# Cloud Computing for Distributed Big Data Applications - Practical Session 2

As you are all aware, Big Data and Cloud Computing are two distinct ideas, but the two
concepts are often crossed intricately together. Big Data refers to gigantic amounts of data
that can be structured, semi-structured or unstructured. 
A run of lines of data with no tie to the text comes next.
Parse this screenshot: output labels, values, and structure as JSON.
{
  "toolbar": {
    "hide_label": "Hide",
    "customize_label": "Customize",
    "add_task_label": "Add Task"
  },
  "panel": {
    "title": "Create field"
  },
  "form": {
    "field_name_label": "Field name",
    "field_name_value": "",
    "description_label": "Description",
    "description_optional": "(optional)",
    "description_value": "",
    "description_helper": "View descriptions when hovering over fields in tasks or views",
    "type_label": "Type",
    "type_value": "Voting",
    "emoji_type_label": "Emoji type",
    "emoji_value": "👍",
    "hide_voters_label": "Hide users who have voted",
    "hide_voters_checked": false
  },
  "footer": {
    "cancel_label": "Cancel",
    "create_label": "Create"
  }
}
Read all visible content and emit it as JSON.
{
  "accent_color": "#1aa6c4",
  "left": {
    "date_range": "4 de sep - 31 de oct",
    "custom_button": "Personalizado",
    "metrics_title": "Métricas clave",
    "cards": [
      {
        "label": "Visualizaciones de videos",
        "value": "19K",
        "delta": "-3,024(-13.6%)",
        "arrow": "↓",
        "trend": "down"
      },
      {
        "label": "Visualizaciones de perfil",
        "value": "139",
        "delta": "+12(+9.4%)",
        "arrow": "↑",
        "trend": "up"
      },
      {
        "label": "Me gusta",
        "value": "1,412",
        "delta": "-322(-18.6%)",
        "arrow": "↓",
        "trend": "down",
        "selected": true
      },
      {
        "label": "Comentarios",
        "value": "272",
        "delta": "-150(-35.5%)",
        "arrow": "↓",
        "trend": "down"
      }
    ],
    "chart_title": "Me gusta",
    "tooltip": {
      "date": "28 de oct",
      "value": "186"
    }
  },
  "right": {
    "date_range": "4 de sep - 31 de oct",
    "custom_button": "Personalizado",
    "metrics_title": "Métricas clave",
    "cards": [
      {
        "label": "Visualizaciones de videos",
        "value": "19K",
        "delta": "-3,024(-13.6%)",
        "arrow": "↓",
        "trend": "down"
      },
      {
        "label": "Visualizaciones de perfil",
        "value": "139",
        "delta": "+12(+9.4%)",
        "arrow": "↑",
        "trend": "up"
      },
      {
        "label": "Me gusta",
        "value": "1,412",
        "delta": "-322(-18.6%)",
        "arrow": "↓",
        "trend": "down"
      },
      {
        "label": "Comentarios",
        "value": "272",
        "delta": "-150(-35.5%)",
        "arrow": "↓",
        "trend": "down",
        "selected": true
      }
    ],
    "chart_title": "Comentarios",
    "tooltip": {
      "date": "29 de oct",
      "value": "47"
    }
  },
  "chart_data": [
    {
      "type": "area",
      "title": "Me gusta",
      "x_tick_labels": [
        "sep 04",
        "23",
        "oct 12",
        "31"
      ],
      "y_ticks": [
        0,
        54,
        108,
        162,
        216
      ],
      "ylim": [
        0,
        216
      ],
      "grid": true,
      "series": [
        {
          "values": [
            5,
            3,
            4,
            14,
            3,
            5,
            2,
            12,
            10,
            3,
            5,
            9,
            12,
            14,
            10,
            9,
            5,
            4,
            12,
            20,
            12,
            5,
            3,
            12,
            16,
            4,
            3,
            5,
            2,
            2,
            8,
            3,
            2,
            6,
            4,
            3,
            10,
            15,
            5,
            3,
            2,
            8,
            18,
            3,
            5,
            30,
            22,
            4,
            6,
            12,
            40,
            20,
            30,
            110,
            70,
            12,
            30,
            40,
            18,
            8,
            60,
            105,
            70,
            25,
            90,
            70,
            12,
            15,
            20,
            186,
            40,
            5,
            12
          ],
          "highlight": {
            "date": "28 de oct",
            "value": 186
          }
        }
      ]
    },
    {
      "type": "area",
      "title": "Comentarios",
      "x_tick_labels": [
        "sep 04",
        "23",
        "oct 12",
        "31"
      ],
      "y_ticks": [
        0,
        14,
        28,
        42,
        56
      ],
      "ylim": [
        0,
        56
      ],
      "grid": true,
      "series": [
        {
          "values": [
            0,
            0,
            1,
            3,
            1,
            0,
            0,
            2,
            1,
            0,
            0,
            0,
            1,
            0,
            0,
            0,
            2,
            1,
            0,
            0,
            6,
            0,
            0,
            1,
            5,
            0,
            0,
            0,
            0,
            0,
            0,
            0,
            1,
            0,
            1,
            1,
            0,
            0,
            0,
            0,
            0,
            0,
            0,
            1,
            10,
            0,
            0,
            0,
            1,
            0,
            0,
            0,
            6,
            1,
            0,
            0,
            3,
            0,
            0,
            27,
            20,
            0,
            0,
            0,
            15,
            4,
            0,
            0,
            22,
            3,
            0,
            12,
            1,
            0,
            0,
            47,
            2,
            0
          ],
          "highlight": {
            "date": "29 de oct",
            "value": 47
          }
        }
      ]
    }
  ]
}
It is usually collected from different
sources (eg., user input, sensors, sales data ..) for analytical purposes. The two main purposes
of collecting this data is to i) find relevant patterns that can be exploited later (eg., to build
statistical models) and ii) to process it in order to address some query. 

Your challenge today
(if you accept it :) ) is to dive deep into the data story-telling of one of two datasets that you
can download and choose from moodle.

## 1. Datasets

## 1.1 Global Warming Trends

This dataset by data science nonprofit Berkeley Earth reports on how land and
temperature vary by city (the bigger file) and by average on the planet. This
data is (mostly) already cleaned. The idea here is to dive deeper into global
surface temperature anomalies through your analysis. While doing so, please
document the different queries/ processing steps you thought of as well as the
results and observations that came out of those. You will be asked to return
them at the end of the course.

As a start you could run a sanity check (eg., unicity of the couple (country,
city) at a specific day, correspondence of the coordinates with the specified
city and country (to this end, you can use libraries like geopy), arbitrary
temperatures values), and anything relevant that comes to your mind.

In [2]:
import pandas as pd
import matplotlib.pyplot as plt
import plotly.express as px

In [3]:
global_df = pd.read_csv('data/GlobalTemperatures.csv')
global_df.head()

Unnamed: 0,dt,LandAverageTemperature,LandAverageTemperatureUncertainty,LandMaxTemperature,LandMaxTemperatureUncertainty,LandMinTemperature,LandMinTemperatureUncertainty,LandAndOceanAverageTemperature,LandAndOceanAverageTemperatureUncertainty
0,1750-01-01,3.034,3.574,,,,,,
1,1750-02-01,3.083,3.702,,,,,,
2,1750-03-01,5.626,3.076,,,,,,
3,1750-04-01,8.49,2.451,,,,,,
4,1750-05-01,11.573,2.072,,,,,,


In [4]:
# plot each temperature with dt as the x axis
fig = px.line(global_df, x='dt', y=['LandAverageTemperature', 'LandMaxTemperature', 'LandMinTemperature', 'LandAndOceanAverageTemperature'])
fig.show()

We notice so,e data is missing before the 1850s. We will not use this data for our analysis. Because I like an easy lifestyle

In [5]:
city_df = pd.read_csv('data/GlobalLandTemperaturesByCity.csv')
city_df.head()

Unnamed: 0,dt,AverageTemperature,AverageTemperatureUncertainty,City,Country,Latitude,Longitude
0,1743-11-01,6.068,1.737,Århus,Denmark,57.05N,10.33E
1,1743-12-01,,,Århus,Denmark,57.05N,10.33E
2,1744-01-01,,,Århus,Denmark,57.05N,10.33E
3,1744-02-01,,,Århus,Denmark,57.05N,10.33E
4,1744-03-01,,,Århus,Denmark,57.05N,10.33E


In [24]:


# drop rows where there are missing values
city_df_clean = city_df.dropna()

# turn dt column into a datetime object
city_df_clean['dt'].update(pd.to_datetime(city_df_clean['dt']))
# set dt data type to datetime
city_df_clean['dt'] = city_df_clean['dt'].astype('datetime64[ns]')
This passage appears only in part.